Though why are women supposed to smell like baked goods and flowers? The beauty of lab-made scents is that you can create whole new unique scents, and more gender-neutral scents are just that; they’re described with words like fresh, cool, or clean. Here is the crux of the issue: unpacking why fruit, desserts, and flowers are associated with femininity.

The thing about fruit, pastries, and flowers is that they are decorative, colorful, considered trivial (unless you work in the industry!), and consumable. When you look back on historical descriptions of femininity, ideal women are often lauded for being decorative, adorably concerned with the trivial, and having a dangerous penchant for consumption that must be tempered through masculine influence. Pastries, fruit, and flowers are also items women are expected to consume and be trivially excited about, even today. Think of the tropes of a woman expecting flowers on her anniversary or squealing over the dessert cart at a restaurant. Fruit is generally sweet, colorful, and yielding to the touch – characteristics that are considered either feminine or desired by women. 

Fruit is also feminine in that for hundreds, or even thousands of years, fruit has meant, well,  lady bits. Note, also, that flamboyant men are called fruity, but there’s no similar insult for women.

An onion? Really?
An onion? Really?

My  suspicion, then, is that both men and women are being marketed femininity as something that is consumable and, for women, requires significant upkeep. Femaleness, often laden with various bodily smells, needs to be replaced with socially accepted smells that are associated with feminine nature. It is much easier to smell female than it is to smell feminine. (How long does it take for me to stop smelling like a cupcake? Half a day? Less? Should I reapply?)

Women consume femininity directly as guided by social mores and marketing. (I buy pink clothes, I buy floral perfume, I make orgasm noises when I use Herbal Essences, etc., ergo I am female.)  Men consume socially approved femininity through interaction with centerfolds, mainstream media, or even literally with women’s flavored personal care products. These are products that are supposed make women feel feminine and sexy in that they’re becoming more easily consumed by men (while underscoring anxiety so women keep buying), and make men feel masculine and attracted due to the manufactured gender differences in scent and what those scents mean (if heterosexual.)

So are fruity personal care products sexy and feminine? For some people they certainly are. If we’ve learned anything from anthropological studies about sex and attraction it’s that people learn what sexy is from their culture and environment.

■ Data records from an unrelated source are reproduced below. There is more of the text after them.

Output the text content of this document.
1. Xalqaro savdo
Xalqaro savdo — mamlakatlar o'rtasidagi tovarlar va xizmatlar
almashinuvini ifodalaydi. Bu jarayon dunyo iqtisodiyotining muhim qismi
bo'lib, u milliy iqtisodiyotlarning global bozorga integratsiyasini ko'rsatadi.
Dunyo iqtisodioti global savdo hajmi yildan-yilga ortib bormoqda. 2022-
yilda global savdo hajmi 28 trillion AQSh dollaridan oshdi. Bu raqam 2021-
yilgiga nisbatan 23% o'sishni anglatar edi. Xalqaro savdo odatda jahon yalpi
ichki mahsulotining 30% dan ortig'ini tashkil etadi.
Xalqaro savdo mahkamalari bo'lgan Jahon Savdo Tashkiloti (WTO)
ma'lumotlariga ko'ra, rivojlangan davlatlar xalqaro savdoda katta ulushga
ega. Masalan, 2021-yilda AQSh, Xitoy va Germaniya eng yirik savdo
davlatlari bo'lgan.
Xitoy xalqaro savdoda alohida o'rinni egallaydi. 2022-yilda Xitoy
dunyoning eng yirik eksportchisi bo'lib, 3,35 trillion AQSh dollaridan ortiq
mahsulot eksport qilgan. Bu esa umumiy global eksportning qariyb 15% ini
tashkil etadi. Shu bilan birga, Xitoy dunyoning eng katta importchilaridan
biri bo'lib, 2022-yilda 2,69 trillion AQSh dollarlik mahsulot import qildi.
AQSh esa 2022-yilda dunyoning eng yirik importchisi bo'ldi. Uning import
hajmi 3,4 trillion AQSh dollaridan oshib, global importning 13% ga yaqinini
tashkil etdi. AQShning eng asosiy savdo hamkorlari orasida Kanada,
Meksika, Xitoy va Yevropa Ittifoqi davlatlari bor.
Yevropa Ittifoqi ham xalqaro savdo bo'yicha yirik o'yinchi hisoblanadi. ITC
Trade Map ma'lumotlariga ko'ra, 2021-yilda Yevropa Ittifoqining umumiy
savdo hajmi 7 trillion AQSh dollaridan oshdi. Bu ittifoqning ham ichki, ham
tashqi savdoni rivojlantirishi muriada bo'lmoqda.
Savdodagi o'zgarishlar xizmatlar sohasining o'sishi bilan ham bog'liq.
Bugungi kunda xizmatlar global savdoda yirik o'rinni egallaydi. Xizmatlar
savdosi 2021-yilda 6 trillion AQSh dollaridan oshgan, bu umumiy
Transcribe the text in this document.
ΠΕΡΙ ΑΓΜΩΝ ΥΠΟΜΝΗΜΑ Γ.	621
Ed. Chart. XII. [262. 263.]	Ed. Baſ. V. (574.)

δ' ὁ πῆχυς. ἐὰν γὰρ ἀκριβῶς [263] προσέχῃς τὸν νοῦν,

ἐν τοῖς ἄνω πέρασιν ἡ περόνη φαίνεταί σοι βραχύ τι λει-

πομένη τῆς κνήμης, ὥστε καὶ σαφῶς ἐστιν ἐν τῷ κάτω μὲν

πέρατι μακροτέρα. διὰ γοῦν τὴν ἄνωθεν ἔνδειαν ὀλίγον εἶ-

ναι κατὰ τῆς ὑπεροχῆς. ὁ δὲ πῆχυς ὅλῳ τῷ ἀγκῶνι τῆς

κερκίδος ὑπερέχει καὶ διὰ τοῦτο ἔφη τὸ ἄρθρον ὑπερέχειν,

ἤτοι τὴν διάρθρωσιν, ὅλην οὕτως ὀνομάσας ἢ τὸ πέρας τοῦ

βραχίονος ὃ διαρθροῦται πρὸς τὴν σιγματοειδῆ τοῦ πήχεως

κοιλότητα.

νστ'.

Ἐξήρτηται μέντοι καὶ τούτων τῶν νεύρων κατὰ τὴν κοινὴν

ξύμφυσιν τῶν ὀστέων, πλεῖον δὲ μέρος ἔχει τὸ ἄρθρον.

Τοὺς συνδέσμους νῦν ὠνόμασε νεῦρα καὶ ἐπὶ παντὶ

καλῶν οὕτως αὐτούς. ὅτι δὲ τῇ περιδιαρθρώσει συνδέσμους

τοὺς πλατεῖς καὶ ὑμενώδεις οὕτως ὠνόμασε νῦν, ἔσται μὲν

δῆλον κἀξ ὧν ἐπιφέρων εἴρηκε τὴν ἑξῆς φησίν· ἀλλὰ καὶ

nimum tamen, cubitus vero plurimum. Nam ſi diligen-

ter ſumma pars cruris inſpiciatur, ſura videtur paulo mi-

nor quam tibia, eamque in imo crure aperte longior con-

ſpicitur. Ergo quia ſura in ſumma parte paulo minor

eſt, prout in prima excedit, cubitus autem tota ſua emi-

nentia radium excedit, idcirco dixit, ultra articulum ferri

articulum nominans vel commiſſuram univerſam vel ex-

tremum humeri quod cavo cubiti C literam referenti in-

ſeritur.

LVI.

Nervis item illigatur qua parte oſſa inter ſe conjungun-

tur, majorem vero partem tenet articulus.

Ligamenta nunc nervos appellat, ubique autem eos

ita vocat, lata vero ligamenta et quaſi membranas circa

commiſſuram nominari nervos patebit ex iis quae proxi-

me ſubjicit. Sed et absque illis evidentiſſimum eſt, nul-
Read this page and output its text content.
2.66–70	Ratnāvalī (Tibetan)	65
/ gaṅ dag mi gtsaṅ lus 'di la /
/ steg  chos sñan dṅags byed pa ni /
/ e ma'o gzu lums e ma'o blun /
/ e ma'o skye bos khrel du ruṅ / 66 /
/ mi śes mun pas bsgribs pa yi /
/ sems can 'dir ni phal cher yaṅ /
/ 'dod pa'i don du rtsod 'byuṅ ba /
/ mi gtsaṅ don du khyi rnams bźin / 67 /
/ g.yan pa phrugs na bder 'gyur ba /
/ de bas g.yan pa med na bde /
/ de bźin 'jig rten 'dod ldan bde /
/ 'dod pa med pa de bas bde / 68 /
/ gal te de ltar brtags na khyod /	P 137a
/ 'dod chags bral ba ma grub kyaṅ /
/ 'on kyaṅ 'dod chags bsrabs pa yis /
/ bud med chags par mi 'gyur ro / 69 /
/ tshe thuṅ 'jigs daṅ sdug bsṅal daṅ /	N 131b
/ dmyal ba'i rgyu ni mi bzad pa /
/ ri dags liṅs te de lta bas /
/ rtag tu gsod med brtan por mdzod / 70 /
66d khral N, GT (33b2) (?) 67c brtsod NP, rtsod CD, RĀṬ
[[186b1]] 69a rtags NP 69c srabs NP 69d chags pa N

This is even true for rats: http://www.ncbi.nlm.nih.gov/pubmed/7122734. In our culture, someone smelling your B.O. is considered extremely embarrassing. However, it appears that scent is an important part of how we present ourselves, so we choose scents that fit how we wish to be viewed: feminine, alluring, sporty, etc. The way these scents are modeled are based off of our own cultural assumptions about what it means to be these things: feminine means flowers, sporty means that nebulous “cool, fresh” scent. The use of scents in lotions, deodorants, shampoos, and soaps are part of the product maker’s attempt to associate their products with these feelings. Sure, it’s part of the U.S.’s way of consuming our feelings, and that can feel kind of icky, but it shouldn’t stop someone from using products that make them like the way they smell. However, there is something to be said for examining our preferences and why we have them.